Valid for two years, the Phase II grant for Small Business Innovation Research (SBIR) was awarded by the National Institute of General Medical Sciences, a division of the National Institutes of Health (NIH).
The SBIR program provides companies with the seed funding needed to help develop a product with market potential. For SQZ, this means having the funds to develop a cell engineering method that allows the generation of dopamine-producing neurons directly from immune cells.
“Directly creating dopamine-producing neurons by reprogramming a patient’s own immune cells would be a major breakthrough and could support a new Parkinson’s disease treatment paradigm,” Jonathan Gilbert, PhD, vice president and head of exploratory research at SQZ, said in a press release.
Parkinson’s disease is characterized by the progressive degeneration of dopamine-producing nerve cells, or neurons. Dopamine is a neurotransmitter, or chemical messenger, that allows nerve cells to communicate.

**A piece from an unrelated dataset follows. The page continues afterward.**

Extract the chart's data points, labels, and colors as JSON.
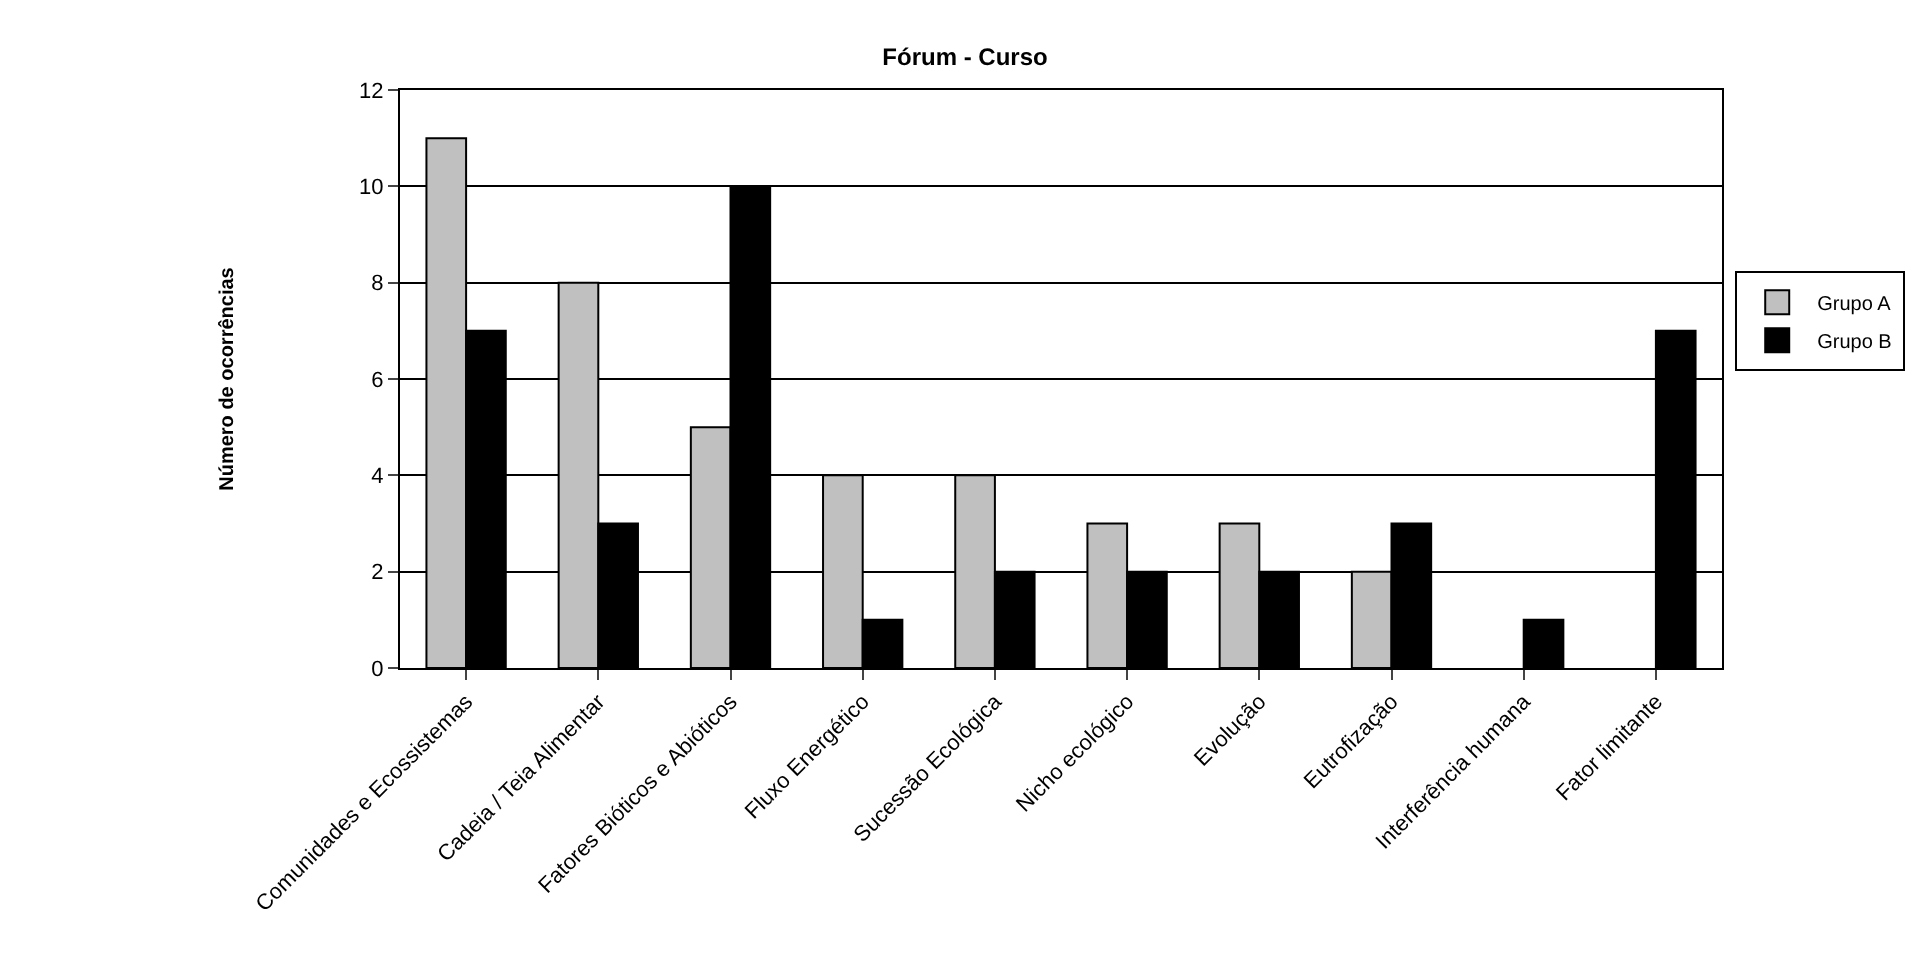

Reprogramming a patient’s own cells to replace lost neurons has the potential to increase dopamine levels and treat the disease. Traditional reprogramming methods, however, are “expensive, time-intensive, and inefficient,” the company noted. Some methods use cells taken from other people (allogeneic), which increases the risk of rejection.
To get around these limitations, the company plans to use Cell Squeeze, a proprietary technology that allows information to be delivered to change cells from one type to another.
The cells are squeezed at high speeds through a tiny tunnel, temporarily opening the membrane surrounding them. This enables RNA, a type of molecule that contains instructions to make proteins, to get into the cells before the membrane reseals.
“Unlike alternative allogeneic cell replacement approaches in development for Parkinson’s disease, by using a patient’s own cells, treatment might not require chronic immunosuppression,” Gilbert said. “Moreover, in altering cell fate with RNA-based cell engineering methods, no changes to the genome are likely to occur that could carry long-term risks.”
The technology has the potential to generate therapeutic candidates for different diseases, the company noted.
At the 2021 International Society for Stem Cell Research annual meeting, SQZ presented a poster showing that Cell Squeeze can be used to convert induced human pluripotent stem cells — a type of stem cell that can give rise to almost any cell type in the body — into dopamine-producing neurons.
With the support of the NIH grant, the company will try to generate dopamine-producing neurons directly from somatic cells. A somatic cell is any cell in the body except reproductive (germ) cells.